In Chapter 7 I describe the first genome wide differential analysis of placental DNA methylation associated with neonates that attained different birthweight percentiles. For this I used CpG island oligonucleotide arrays and methyl DNA immunoprecipitation enrichment. After identification of possible candidate genomic regions, one of them – overlapping the WNT2 gene promoter - was selected for follow-up analysis. WNT2 stood out from the list of genes generated by the analysis of the array for a number of reasons. Much higher methylation across a relatively high number of consecutive array probes was observed for 3 of 8 IUGR cases and none of the controls. In addition, placenta normally demonstrates very high WNT2 expression. Animal data strongly support an important role for Wnt2 in placenta development, fetal growth and survival. WNT2 is a member of a family of genes whose protein product, once secreted, induces the WNT pathway. The effect on this pathway is to inhibit beta-cathenin ubiquitination and degradation, thus promoting cell division and inhibiting apoptosis. WNT2 was studied with targeted testing of methylation and expression in an extended and heterogeneous cohort of placenta samples. High methylation of the WNT2 promoter was found to be associated with low WNT2 expression and

with low birthweight percentile. The report of this work has been published in “Epigenetics” (Ferreira et al., 2011).

The complexity of the previous analysis, coupled with reports of biases present in the array technique, led me to do a technical appraisal of the methodologies used to analyze the microarray data generated in the previous study. This was done prior to the selection of other candidate genomic regions for follow-up. I analyzed several bias correction methods and assessed their relative strengths and limitations. I also compared the accuracy of the array platform used in the previous study with other newer platform. This work is reported in Chapter 8. I found that the data produced in the study described in Chapter 7 can be used to identify major differences, from very low or essentially no methylation to full methylation between samples. I also concluded that the newer type of array technology was more appropriate to identify more limited differences, for example, as may occur with deregulation of imprinting centers. However this second newer array platform is more limited in the genome wide coverage and density of coverage across the regions of interest. The report of this work, of which Rageen Rajendram and I are co-first authors, has been published in “Epigenetics” (Rajendram et al., 2011).

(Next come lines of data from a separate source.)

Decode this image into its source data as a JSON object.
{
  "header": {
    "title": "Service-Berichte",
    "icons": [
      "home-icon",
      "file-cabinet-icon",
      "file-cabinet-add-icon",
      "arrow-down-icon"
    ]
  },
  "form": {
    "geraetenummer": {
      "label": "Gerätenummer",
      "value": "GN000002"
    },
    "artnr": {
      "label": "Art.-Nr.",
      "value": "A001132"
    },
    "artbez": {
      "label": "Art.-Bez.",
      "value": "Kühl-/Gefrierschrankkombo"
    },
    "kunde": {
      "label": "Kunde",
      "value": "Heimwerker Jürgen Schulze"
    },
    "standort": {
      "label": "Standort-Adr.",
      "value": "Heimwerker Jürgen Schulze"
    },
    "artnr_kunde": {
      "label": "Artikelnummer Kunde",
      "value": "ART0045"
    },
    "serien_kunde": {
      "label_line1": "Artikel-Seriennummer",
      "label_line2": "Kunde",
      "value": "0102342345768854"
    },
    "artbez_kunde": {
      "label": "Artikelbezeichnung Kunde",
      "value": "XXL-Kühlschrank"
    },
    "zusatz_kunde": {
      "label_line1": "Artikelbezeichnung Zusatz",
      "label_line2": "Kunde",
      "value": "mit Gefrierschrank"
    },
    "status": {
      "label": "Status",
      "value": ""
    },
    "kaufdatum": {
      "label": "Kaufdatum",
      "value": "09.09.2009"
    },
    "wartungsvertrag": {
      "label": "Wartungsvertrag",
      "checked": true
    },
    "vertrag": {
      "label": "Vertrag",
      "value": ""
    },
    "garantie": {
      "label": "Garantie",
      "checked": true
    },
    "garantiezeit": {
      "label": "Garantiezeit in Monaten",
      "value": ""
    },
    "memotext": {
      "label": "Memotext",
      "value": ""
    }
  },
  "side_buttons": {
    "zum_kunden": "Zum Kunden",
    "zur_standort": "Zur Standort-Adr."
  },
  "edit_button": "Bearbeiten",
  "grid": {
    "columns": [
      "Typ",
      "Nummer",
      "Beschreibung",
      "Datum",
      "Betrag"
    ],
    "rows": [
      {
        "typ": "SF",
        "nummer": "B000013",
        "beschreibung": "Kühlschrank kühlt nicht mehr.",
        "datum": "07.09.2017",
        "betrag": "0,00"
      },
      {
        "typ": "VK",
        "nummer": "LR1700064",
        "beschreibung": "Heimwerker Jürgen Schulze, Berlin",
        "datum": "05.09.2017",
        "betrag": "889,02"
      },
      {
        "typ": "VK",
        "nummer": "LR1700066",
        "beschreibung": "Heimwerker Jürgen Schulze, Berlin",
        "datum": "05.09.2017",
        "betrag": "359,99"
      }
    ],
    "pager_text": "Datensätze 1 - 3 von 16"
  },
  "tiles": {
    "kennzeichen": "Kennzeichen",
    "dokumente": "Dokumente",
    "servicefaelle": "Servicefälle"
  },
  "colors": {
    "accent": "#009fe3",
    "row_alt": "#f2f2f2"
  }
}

I decided to rescreen the placenta samples for methylation variation associated with placental development and fetal growth using the newer microarray technology given the results of the previously described study. This type of microarray is based on the quantitation of methylation at specific CpG sites in the genome, using hybridization and single nucleotide extension of bisulfite converted DNA. These new analyses are reported in Chapter 9. Here I identified several new candidate regions, overlapping promoters of genes whose expression and correlation with methylation was assessed using data generated from expression arrays of RNA extracted from the same placenta samples. Further validation steps to confirm the candidate array findings and follow-up studies in the extended cohort, as modeled by the WNT2 study, are required prior to submission of this data for publication. This work is currently underway under the direction of Dr. Sanaa Choufani, a Research Associate.

Chapter 3: Methods and Techniques

Pathology images in Figures 3.1 and 3.2 were provided by Dr. Sarah Keating, Department of Pathology, Mount Sinai Hospital, Toronto. Dr. Keating’s help with interpreting and establishing pathology criteria is also gratefully acknowledged

3.1 Introduction and Study Design

To avoid repetition and to increase readability, in each of the following sections I describe the shared sample collection protocols and technical methodologies employed for the generation of the results obtained and the conclusions drawn in the course of my work. The details specific to each study – technologies used, data generated and analysis performed - and the differences from what is described here, will be reported in each of the chapters addressing each of the studies performed.

Most studies used DNA and/or RNA extracted from placental samples and/or peripheral blood to determine DNA methylation and mRNA levels. Both, genomic (array based) and genomic region or gene targeted technologies and analyses, were performed.

For genomic/array based determination of DNA methylation, I used Agilent® 244K CpG island arrays (Agilent®, Santa Clara, CA, US) with methyl cytosine immunoprecipitation affinity enrichment and Illumina® Infinium HumanMethylation27 BeadChip arrays (Illumina®, San Diego, CA, US) with bisulfite converted DNA. For targeted determination of DNA methylation, I used Southern Blot of methylation-sensitive restriction enzyme digested DNA and pyrosequencing of bisulfite converted DNA. For genomic/array based determination of mRNA levels, I used Illumina® expression arrays. For targeted determination of gene expression, I used quantitative real time PCR of cDNA.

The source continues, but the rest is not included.